Search code examples
regexpython-2.7robotframeworkextended-ascii

Parse in Python ASCII extended Characters located at the beginning


I need to remove the first 3 or 4 ASCII extended chracters from a debug sentences in Python but I can't by now. This is an example:

ª!è[002:58:535]REGMICRO:Load: 36.6

ëª7è[001:40:971]HTTP_CLI:Http Client Mng not initialized.

I tried: ^.*[A-Za-z]+$

and

[\x80-\xFF]+HTTP_CLI:0 - Line written in.*

But everything is ignored and gives me this error:

"20160922 15:16:28.549 : FAIL : UnicodeEncodeError: 'ascii' codec can't encode character u'\x80' in position 1: ordinal not in range(128) 20160922 15:16:28.551 : INFO : ${resulters} = ('FAIL', u"UnicodeEncodeError: 'ascii' codec can't encode character u'\\x80' in position 1: ordinal not in range(128)") 20160922 15:16:28.553 : INFO : ('FAIL', u"UnicodeEncodeError: 'ascii' codec can't encode character u'\\x80' in position 1: ordinal not in range(128)")"

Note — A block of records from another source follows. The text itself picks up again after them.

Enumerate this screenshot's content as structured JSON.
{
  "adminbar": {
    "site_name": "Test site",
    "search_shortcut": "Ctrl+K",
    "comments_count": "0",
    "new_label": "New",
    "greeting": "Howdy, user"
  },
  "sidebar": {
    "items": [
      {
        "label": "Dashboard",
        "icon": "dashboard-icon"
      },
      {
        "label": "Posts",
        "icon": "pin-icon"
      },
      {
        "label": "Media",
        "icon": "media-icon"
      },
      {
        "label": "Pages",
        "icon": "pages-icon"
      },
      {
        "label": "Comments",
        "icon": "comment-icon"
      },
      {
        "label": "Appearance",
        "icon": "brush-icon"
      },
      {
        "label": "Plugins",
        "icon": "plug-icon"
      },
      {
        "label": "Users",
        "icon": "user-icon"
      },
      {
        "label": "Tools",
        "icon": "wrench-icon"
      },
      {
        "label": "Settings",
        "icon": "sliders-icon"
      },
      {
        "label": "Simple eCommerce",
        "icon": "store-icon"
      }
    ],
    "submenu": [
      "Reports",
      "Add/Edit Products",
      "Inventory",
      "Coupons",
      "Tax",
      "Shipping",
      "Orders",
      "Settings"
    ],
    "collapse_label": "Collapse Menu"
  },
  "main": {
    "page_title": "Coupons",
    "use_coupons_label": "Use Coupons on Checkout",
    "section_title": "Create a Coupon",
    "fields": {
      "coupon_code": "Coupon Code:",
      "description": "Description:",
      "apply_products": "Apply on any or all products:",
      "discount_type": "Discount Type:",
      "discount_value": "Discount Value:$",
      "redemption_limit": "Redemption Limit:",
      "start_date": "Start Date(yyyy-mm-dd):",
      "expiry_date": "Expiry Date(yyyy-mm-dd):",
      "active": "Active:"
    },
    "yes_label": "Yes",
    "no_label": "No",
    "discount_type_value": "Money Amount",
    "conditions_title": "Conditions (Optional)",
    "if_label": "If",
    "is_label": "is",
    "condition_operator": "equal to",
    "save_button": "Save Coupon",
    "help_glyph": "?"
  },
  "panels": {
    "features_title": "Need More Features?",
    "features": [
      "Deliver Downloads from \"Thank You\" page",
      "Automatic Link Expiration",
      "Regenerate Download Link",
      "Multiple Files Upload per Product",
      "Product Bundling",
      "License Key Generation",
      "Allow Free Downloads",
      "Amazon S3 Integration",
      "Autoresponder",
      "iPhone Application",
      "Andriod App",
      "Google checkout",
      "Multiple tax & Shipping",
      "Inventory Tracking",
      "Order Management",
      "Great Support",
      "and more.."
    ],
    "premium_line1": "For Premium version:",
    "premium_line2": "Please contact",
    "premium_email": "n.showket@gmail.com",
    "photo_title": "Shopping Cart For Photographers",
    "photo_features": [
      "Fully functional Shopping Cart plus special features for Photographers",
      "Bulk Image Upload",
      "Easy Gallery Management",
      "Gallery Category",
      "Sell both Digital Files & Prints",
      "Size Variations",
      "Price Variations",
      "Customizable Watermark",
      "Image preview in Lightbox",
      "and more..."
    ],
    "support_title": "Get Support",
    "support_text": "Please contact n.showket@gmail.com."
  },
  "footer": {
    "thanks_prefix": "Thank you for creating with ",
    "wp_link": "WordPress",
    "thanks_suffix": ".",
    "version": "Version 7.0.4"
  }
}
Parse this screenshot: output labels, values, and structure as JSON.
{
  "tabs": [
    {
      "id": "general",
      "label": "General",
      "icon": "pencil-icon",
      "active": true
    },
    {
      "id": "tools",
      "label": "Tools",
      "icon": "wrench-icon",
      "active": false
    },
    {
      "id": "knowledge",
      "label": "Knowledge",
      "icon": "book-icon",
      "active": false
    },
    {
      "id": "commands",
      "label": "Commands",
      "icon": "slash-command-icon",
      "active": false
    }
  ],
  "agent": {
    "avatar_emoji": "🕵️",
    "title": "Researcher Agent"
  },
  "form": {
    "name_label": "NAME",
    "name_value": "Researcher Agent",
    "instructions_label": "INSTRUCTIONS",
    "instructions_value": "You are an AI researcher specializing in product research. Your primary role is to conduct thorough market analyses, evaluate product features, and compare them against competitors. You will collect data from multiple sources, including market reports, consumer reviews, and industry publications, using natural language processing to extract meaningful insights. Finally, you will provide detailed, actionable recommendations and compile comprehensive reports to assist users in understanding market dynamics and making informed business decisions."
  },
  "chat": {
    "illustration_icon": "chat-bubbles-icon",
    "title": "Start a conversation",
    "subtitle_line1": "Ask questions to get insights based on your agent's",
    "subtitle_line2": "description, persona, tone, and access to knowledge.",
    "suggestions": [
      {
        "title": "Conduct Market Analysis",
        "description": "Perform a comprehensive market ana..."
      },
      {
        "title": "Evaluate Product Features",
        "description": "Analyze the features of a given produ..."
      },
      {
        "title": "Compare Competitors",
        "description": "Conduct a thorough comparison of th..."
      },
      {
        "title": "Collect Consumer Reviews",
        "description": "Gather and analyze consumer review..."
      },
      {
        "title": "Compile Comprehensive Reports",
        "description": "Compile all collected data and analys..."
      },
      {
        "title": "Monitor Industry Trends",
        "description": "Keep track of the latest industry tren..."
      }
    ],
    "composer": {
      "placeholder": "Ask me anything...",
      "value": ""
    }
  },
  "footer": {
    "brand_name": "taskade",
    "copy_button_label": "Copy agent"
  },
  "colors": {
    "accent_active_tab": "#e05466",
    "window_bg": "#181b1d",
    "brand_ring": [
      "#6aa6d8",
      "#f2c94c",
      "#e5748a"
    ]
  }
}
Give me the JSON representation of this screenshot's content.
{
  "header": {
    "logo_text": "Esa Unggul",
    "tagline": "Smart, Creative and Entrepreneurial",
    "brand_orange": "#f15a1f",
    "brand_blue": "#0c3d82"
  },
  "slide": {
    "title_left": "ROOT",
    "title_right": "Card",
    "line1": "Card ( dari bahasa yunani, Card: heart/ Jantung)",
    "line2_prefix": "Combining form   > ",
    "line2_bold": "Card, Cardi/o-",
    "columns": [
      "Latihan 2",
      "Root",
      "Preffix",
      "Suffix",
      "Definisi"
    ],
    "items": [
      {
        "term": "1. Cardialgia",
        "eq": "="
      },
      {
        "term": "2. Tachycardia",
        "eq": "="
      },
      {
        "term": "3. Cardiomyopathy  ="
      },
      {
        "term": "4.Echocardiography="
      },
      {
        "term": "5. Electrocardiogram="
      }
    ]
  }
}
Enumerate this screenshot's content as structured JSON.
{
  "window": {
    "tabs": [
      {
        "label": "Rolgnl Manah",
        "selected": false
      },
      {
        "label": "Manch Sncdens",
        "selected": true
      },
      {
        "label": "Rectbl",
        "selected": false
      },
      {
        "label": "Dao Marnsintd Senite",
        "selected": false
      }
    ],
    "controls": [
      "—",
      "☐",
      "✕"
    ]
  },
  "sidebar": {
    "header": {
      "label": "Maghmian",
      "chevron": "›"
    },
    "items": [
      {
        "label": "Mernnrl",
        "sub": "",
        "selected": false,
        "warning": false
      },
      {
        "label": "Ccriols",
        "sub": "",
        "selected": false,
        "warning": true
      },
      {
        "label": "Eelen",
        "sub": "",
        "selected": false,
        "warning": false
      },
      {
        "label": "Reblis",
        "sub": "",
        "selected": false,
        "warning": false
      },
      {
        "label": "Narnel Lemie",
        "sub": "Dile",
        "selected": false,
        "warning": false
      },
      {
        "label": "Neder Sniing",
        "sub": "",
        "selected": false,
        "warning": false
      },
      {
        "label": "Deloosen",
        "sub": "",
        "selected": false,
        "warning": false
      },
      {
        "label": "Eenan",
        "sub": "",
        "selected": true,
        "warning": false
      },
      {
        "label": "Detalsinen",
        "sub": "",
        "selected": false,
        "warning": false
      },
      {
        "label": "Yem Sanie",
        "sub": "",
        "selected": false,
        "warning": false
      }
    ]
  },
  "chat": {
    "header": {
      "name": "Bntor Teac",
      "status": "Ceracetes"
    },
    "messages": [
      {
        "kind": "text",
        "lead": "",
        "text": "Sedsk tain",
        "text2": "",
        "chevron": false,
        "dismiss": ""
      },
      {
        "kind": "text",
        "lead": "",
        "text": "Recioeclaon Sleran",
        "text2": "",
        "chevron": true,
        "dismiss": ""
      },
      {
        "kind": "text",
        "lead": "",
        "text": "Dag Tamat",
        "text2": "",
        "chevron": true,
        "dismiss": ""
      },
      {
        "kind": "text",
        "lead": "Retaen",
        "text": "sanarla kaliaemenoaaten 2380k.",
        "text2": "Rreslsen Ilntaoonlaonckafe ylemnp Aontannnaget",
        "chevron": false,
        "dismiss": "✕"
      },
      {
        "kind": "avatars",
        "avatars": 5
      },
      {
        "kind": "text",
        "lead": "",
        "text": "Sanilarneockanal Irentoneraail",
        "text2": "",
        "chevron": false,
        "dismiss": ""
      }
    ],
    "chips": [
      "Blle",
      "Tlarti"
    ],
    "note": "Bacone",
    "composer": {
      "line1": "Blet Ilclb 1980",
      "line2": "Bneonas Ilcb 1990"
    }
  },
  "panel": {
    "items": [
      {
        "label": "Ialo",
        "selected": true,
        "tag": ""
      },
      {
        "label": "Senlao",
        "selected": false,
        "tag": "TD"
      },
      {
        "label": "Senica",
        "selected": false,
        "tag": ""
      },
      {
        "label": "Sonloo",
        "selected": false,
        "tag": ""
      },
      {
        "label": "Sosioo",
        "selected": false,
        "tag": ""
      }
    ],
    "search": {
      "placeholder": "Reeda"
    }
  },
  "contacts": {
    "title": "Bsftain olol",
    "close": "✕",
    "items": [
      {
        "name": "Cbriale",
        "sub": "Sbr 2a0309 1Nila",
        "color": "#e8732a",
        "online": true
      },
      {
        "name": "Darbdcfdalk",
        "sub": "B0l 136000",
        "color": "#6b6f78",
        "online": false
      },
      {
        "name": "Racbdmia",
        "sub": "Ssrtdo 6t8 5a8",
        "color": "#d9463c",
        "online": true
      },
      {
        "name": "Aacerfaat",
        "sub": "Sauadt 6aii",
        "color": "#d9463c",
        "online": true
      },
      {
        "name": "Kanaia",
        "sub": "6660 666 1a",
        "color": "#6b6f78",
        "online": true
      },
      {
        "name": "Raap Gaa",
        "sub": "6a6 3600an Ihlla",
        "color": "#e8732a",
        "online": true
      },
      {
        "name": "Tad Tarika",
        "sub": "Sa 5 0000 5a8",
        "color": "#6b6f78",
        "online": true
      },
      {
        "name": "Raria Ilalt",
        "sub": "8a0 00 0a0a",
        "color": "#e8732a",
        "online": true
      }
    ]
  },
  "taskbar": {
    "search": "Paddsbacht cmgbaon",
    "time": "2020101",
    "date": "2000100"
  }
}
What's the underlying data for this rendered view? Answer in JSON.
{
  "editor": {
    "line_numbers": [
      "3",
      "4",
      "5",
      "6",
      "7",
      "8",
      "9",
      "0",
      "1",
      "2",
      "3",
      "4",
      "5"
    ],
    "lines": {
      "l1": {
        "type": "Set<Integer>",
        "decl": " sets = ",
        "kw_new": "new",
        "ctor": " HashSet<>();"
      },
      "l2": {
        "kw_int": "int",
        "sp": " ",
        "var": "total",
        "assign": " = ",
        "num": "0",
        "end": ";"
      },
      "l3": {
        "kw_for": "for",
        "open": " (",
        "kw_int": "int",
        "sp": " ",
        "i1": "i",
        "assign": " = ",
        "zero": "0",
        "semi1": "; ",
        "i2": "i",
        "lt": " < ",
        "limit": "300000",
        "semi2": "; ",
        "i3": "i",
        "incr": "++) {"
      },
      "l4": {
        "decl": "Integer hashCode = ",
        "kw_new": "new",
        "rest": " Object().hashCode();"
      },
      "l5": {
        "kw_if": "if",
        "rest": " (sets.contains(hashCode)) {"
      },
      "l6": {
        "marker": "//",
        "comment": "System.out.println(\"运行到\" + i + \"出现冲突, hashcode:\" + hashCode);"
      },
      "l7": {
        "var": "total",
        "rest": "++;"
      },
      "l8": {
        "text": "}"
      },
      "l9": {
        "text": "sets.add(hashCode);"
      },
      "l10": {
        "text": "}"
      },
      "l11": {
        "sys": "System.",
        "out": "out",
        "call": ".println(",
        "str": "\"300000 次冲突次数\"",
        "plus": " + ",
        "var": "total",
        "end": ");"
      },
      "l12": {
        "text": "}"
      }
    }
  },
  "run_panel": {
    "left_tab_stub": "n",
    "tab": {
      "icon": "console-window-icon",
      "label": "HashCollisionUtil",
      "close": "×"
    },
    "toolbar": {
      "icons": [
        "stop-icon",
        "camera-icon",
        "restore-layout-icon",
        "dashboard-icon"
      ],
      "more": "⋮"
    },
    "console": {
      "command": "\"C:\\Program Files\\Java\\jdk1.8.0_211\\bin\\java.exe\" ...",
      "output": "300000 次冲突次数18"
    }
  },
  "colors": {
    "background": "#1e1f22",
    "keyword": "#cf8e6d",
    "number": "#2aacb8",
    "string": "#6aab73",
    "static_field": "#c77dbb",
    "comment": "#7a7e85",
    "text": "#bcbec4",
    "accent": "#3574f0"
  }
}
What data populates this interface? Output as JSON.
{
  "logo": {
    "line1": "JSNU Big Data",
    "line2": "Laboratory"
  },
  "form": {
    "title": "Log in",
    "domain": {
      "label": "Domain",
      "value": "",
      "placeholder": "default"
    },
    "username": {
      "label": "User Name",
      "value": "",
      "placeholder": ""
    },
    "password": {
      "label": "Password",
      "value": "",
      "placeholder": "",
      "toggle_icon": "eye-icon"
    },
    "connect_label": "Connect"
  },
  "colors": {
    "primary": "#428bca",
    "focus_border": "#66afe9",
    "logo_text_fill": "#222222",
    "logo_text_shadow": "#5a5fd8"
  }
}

Anyone who works on RIDE and Python?

Thank you!


Solution

  • Answering how to remove the characters before the square brackets with RF (if I understood the question correctly, frankly - I'm not sure) - the regex you tried with is not correct; say you want to get everything after the first square bracket:

    ${line}=    Set Variable    ëª7è[001:40:971]HTTP_CLI:Http Client Mng not initialized.
    ${regx}=    Set Variable    ^.*(\\[.*$)
    ${result}=  Get Regexp Matches      ${line}      ${regx}      1
    

    The regex you're going after (line 2 ^) is "from start of the line, skip everything up to the 1st square bracket - and the sequence from the square bracket to the end is group 1". Then using the kw "Get Regexp Matches" you get the matched group 1.

    In python:

    import re
    line = "ëª7è[001:40:971]HTTP_CLI:Http Client Mng not initialized."
    regx = "^.*(\\[.*$)"
    result = re.search(regx, line).group(1)  # the value of result is "[001:40:971]HTTP_CLI:Http Client Mng not initialized."